Chico Anysio não sabe mesmo ficar parado. Há quase cinco anos, quando quebrou o maxilar na piscina de sua casa, o humorista aproveitou para tentar a vida de roteirista em Hollywood. Em novembro do ano passado, quando foi suspenso pela Globo por indisciplina, resolveu finalizar ''O Canalha'', romance que refaz a trajetória política brasileira, desde o final do primeiro governo de Getúlio Vargas até o de Fernando Henrique. O livro é narrado por Genival de Souza, o tal canalha do título. Membro influente de todos os governos entre 1945 e 2001, foi ele quem deu um revólver de presente para Getúlio, sugeriu que Jânio renunciasse à presidência e aconselhou Zélia Cardoso a confiscar o dinheiro da poupança, entre outras velhacarias. ''O Genival é figura onipresente no Brasil. Apesar dos pesares, ele talvez ainda tenha mais caráter do que muitos que estão por aí'', atiça.
A idéia de criar um personagem fictício que contracena com figuras históricas é antiga. Segundo o humorista, toda e qualquer semelhança com Forrest Gump é mera coincidência. ''Para ser sincero, nem lembro direito do filme'', esquiva-se. Chico garante que a idéia surgiu depois de ler ''O Videota'', que deu origem ao filme ''Muito Além do Jardim'', dirigido por Hal Ashby e estrelado por Peter Sellers. No livro de Jerzy Kosinsky, o protagonista era um sujeito pacato que falava bobagens que soavam como pérolas de sabedoria. Já Genival só semeia cizânia por pura maldade.

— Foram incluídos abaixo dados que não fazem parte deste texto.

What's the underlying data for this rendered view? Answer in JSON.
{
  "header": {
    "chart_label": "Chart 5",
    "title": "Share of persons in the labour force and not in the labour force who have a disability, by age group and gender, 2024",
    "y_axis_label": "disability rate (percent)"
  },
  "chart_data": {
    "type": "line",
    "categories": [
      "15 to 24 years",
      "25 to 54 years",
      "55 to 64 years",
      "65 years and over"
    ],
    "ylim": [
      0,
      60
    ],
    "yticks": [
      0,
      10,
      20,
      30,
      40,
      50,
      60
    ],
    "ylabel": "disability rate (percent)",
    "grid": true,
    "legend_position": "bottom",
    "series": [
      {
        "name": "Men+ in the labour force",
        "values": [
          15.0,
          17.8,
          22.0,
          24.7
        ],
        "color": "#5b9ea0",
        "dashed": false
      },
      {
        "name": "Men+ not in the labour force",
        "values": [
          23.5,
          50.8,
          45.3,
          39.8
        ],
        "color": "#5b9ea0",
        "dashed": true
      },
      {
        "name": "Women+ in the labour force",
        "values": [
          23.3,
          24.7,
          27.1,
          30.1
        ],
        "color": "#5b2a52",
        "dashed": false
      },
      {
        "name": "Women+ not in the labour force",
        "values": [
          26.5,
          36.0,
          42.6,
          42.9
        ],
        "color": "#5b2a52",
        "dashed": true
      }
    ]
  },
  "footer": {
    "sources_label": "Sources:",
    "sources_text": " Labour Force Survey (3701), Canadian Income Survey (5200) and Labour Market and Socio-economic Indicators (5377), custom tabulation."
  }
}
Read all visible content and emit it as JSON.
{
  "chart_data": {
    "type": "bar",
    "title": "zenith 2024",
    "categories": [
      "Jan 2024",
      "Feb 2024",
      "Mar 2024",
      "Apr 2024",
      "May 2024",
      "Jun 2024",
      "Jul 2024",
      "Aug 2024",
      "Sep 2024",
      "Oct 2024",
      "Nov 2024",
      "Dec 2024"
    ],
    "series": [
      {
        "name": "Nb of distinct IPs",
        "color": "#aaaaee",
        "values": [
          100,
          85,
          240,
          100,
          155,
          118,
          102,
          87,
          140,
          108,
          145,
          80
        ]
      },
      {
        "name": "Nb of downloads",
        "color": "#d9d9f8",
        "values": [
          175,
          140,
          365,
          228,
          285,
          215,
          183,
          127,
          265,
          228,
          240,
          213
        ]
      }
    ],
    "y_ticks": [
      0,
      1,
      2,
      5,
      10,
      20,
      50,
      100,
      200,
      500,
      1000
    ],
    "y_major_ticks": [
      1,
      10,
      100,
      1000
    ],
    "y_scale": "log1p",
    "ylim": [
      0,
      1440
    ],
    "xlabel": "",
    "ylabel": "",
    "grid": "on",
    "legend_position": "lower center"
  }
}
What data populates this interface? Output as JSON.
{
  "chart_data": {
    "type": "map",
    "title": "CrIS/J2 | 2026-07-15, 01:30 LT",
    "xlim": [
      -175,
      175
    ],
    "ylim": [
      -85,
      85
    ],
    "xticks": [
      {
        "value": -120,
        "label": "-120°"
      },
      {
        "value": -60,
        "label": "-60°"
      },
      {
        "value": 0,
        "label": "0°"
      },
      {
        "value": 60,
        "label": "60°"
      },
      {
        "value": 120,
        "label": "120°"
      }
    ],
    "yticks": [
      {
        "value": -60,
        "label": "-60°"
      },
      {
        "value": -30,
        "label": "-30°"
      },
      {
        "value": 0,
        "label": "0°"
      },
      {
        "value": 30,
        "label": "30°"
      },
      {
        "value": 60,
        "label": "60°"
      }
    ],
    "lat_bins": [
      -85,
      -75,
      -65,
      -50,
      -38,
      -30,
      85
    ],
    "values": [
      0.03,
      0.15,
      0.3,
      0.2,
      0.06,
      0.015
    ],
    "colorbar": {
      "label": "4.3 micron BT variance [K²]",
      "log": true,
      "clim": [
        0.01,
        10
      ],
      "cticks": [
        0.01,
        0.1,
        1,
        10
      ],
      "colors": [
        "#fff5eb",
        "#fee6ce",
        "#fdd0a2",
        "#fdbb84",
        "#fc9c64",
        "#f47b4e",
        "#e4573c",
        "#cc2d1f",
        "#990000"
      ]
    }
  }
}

Fora o vil protagonista, todos os demais personagens são reais. Chico escreveu os dois últimos capítulos quando o livro já estava no prelo. Por isso, conseguiu incluir a tragédia de 11 de setembro, quando ataques terroristas mataram milhares de pessoas nos Estados Unidos. Bem-humorado, Chico avisa que Genival foi visto no aeroporto de Boston, vestido de piloto, num avião da American Airlines. Brincadeiras à parte, ele levou quatro anos pesquisando nomes e datas. ''Não queria um erro sequer'', enfatiza.
Tanto cuidado tem razão de ser. Chico adoraria que o livro fosse adotado em escolas públicas. ''Os livros didáticos são muito chatos. Além do mais, todas as vezes que ensinei algo para meus filhos de maneira engraçada eles não esqueceram mais'', garante. O próprio Chico sempre gostou de História. Quando estudava na pequena Maranguape, no interior do Ceará, só tirava dez. ''Cheguei a pensar em ser professor'', lembra.
Mas o destino quis que Francisco Anysio de Oliveira Paula Filho fosse humorista. E escritor também. ''O Canalha'' é o seu 17º livro. O primeiro deles, ''O Batizado da Vaca'', foi lançado em 1972, entre um programa e outro de televisão. ''A literatura é a única coisa que deixo para a posteridade. O resto vai sumir'', acredita, referindo-se aos 210 personagens que criou em 50 anos de carreira. Com tantos livros publicados, Chico já chegou a ser sondado para ingressar na ABL. No começo, não sabia se pleiteava ou não uma vaga entre os imortais. Mas uma recente conversa com um deles, João Ubaldo, o fez desistir da idéia. ''Ele falou o que todo mundo desconfia. Que a ABL só dá dor de cabeça'', entrega.
O convite para virar acadêmico não foi o único que Chico andou recebendo. Volta e meia, ele é convidado também para ingressar na política. ''Não quero passar de pedra à vidraça'', refuta. Nas últimas eleições para prefeito do Rio de Janeiro, o Ibope resolveu incluir o nome do humorista nas pesquisas de intenção de voto. ''Tive 76% dos votos. Se fosse de verdade, já estaria eleito'', gaba-se. Por essas e outras, Chico Anysio não se diz muito otimista quanto ao futuro do país. ''O Brasil é o país mais rico do mundo. Aqui, as pessoas só roubam milhões'', ironiza.
O ceticismo de Chico não se restringe à classe política. Ele também não parece muito satisfeito com sua atual fase na Globo. Atualmente, Chico interpreta apenas o Professor Raimundo de segunda a sexta e Alberto Roberto nas noites de sábado. Muito pouco para quem se habituou a dar vida a 40 tipos por semana. ''A Globo pensa que já dei o que tinha de dar. No Brasil, só dois entendem tanto de humor quanto eu: o Max Nunes e o Jô. Não conheço mais ninguém'', enfatiza.